There are numerous reasons to use message-based and event-driven architectures. Depending on familiar request–response introduces multiple points of failure, including ones that are notorious for causing cascading outages. The nature of distributed systems that operate over networks, as well as in cloud and multi-cloud environments, calls for tolerating latency, whose scale is unpredictable at any given time. It would be better for systems and subsystems to embrace latency, by designing architectures that deal gracefully with it. That is exactly what messaging infrastructure supports, and messaging is the way the events are generally offered for consumption. This approach all but erases concerns over network latency, and makes it possible to deliver more responsive systems because the message-based foundation underpins and supports elastic and resilient subsystems and their internal runtime components.

▪ A common use case in a large system is for multiple business capabilities to share in a step-by-step workflow, taking it from start to finish. For example, when an applicant requests an insurance policy, (1) their application must be validated for correct and full data. Next, (2) a risk assessment must be performed on the application. If the risks are acceptable, (3) a premium rate must be calculated. At that point, (4) a quote is generated, and (5) the applicant is given the opportunity to accept it. If the offer is accepted, then (6) the policy is underwritten.

▪ All of the steps must be managed by the system, and this chapter explains two options that can be used to do so: choreography and orchestration.

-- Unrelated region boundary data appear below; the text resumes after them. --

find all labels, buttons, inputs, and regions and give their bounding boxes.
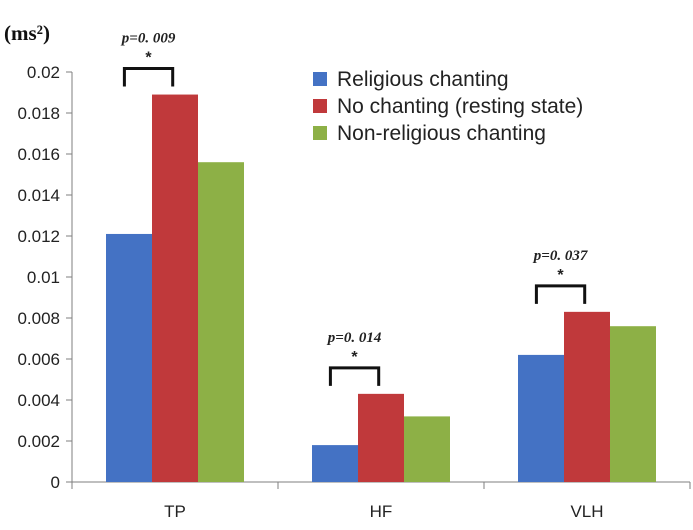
- bars: [106, 94, 656, 483]
- p-value-label: p=0. 009: [120, 31, 176, 47]
- significance-bracket: [122, 67, 175, 87]
- p-value-label: p=0. 037: [532, 248, 588, 264]
- legend-swatch: [313, 126, 327, 140]
- y-tick-label: 0.014: [17, 186, 60, 205]
- y-tick-label: 0.008: [17, 309, 60, 328]
- significance-marker: *: [557, 267, 564, 284]
- bar: [198, 162, 244, 482]
- y-tick-label: 0: [51, 473, 60, 492]
- y-tick-label: 0.004: [17, 391, 60, 410]
- x-tick-label: HF: [370, 502, 393, 521]
- legend-swatch: [313, 99, 327, 113]
- y-tick-label: 0.012: [17, 227, 60, 246]
- axes: 0 0.002 0.004 0.006 0.008 0.01 0.012 0.014 0.016…: [17, 63, 691, 521]
- legend-swatch: [313, 72, 327, 86]
- y-tick-label: 0.018: [17, 104, 60, 123]
- bar: [312, 445, 358, 482]
- x-tick-label: TP: [164, 502, 186, 521]
- legend-label: No chanting (resting state): [337, 95, 583, 118]
- significance-marker: *: [145, 50, 152, 67]
- bar: [358, 393, 404, 482]
- bar: [152, 94, 198, 483]
- y-tick-label: 0.002: [17, 432, 60, 451]
- y-tick-label: 0.01: [27, 268, 60, 287]
- y-unit-label: (ms²): [4, 21, 50, 45]
- legend: Religious chanting No chanting (resting s…: [313, 68, 583, 145]
- significance-annotations: * p=0. 009 * p=0. 014 * p=0. 037: [120, 31, 588, 386]
- bar: [518, 354, 564, 482]
- significance-bracket: [328, 366, 381, 386]
- significance-bracket: [534, 284, 587, 304]
- p-value-label: p=0. 014: [326, 330, 382, 346]
- y-tick-label: 0.02: [27, 63, 60, 82]
- bar: [404, 416, 450, 482]
- legend-label: Religious chanting: [337, 68, 509, 91]
- x-tick-label: VLH: [570, 502, 603, 521]
- bar: [564, 311, 610, 482]
- legend-label: Non-religious chanting: [337, 122, 546, 145]
- y-tick-label: 0.016: [17, 145, 60, 164]
- y-tick-label: 0.006: [17, 350, 60, 369]
- bar: [610, 326, 656, 482]
- significance-marker: *: [351, 349, 358, 366]
- bar: [106, 233, 152, 482]
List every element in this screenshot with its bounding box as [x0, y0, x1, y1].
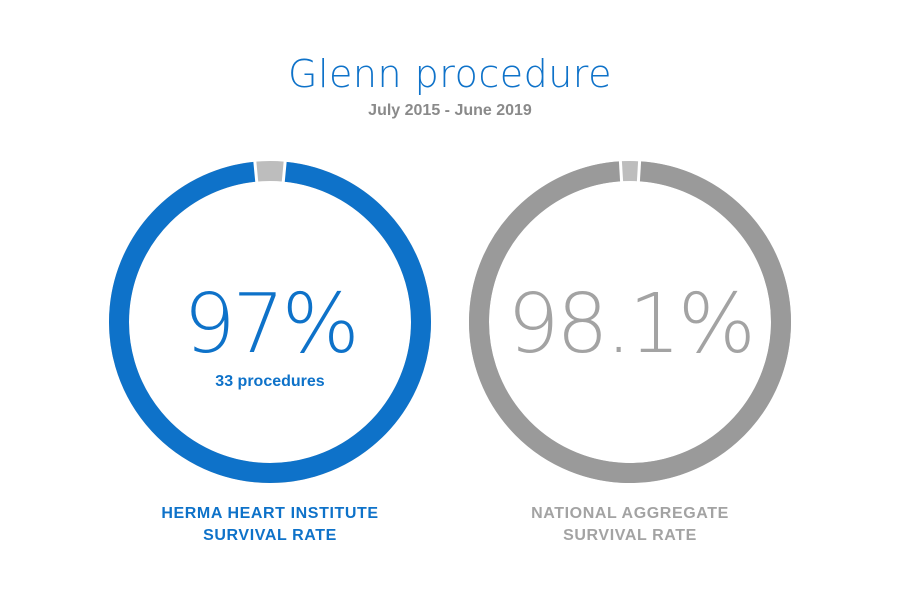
national-survival-rate-label: NATIONAL AGGREGATE SURVIVAL RATE — [470, 503, 790, 547]
herma-survival-rate-value: 97% — [183, 277, 359, 372]
herma-label-line2: SURVIVAL RATE — [203, 527, 337, 544]
national-survival-rate-value: 98.1% — [507, 277, 756, 372]
herma-ring-separator-1 — [253, 160, 259, 183]
herma-label-line1: HERMA HEART INSTITUTE — [161, 505, 379, 522]
national-label-line2: SURVIVAL RATE — [563, 527, 697, 544]
herma-ring-separator-0 — [281, 160, 287, 183]
national-label-line1: NATIONAL AGGREGATE — [531, 505, 729, 522]
chart-title: Glenn procedure — [288, 52, 612, 96]
herma-procedure-count: 33 procedures — [215, 373, 325, 390]
chart-subtitle: July 2015 - June 2019 — [368, 102, 532, 119]
herma-survival-rate-label: HERMA HEART INSTITUTE SURVIVAL RATE — [110, 503, 430, 547]
national-ring-separator-0 — [636, 160, 642, 183]
national-ring-separator-1 — [618, 160, 624, 183]
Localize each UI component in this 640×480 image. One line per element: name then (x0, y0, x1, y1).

▪ Choreography is a process in which the decision to fulfill a given workflow step is left up to the individual subsystems. Each contextual subsystem must understand the stimulus, such as an event notification, that signals that a given step must happen next. Choreography is best reserved for simpler process workflows with few required steps.

▪ Orchestration is a process in which a central control mechanism guides the workflows steps by commanding each one to take place when and as directed. Orchestration is most useful when a process includes several or many complex steps, such as the policy underwriting workflow.

▪ Doing the simplest thing that could possibly work is generally the best choice. One such thing is to feed events to interested subsystems through a Web-based request–response procedure. This technique uses event logs stored in disk files similar to Web server static content (e.g., HTML pages and images), which are served to clients one log at a time upon request. It’s based on the scale and performance of the Web. The fact that the server might not be available from time to time is generally not problematic. Clients already assume latency exists between things that have happened on the server subsystem and one or more steps required in reaction on the client subsystem to bring them into harmony.

▪ An architectural technique is introduced as a means to track all data changes in a subsystem, such that audit trails of the changes are maintained over the subsystem’s life cycle. This approach is generally most useful when government or industry regulations demand proof of which data changed and when that change happened.

▪ Sometimes it’s helpful to treat the data that changes on user command differently than the data that the same user views to make decisions about which data changes should be commanded. This is the case when the shape and content of the data that users view is a richer aggregation of information than the more limited data that changes on command. This architecture technique creates a division between the two kinds of data, so that each side can be custom optimized for how it is used.

There is no need to be a software architect to appreciate the simplistic power packed into the architecture guidance offered in the chapters in Part III. Every executive and other senior managers who invest in software innovation as a competitive differentiator must be conversant with the architectural decisions being made on their behalf. Part III provides a highly approachable treatment of this topic for executives and software professionals alike.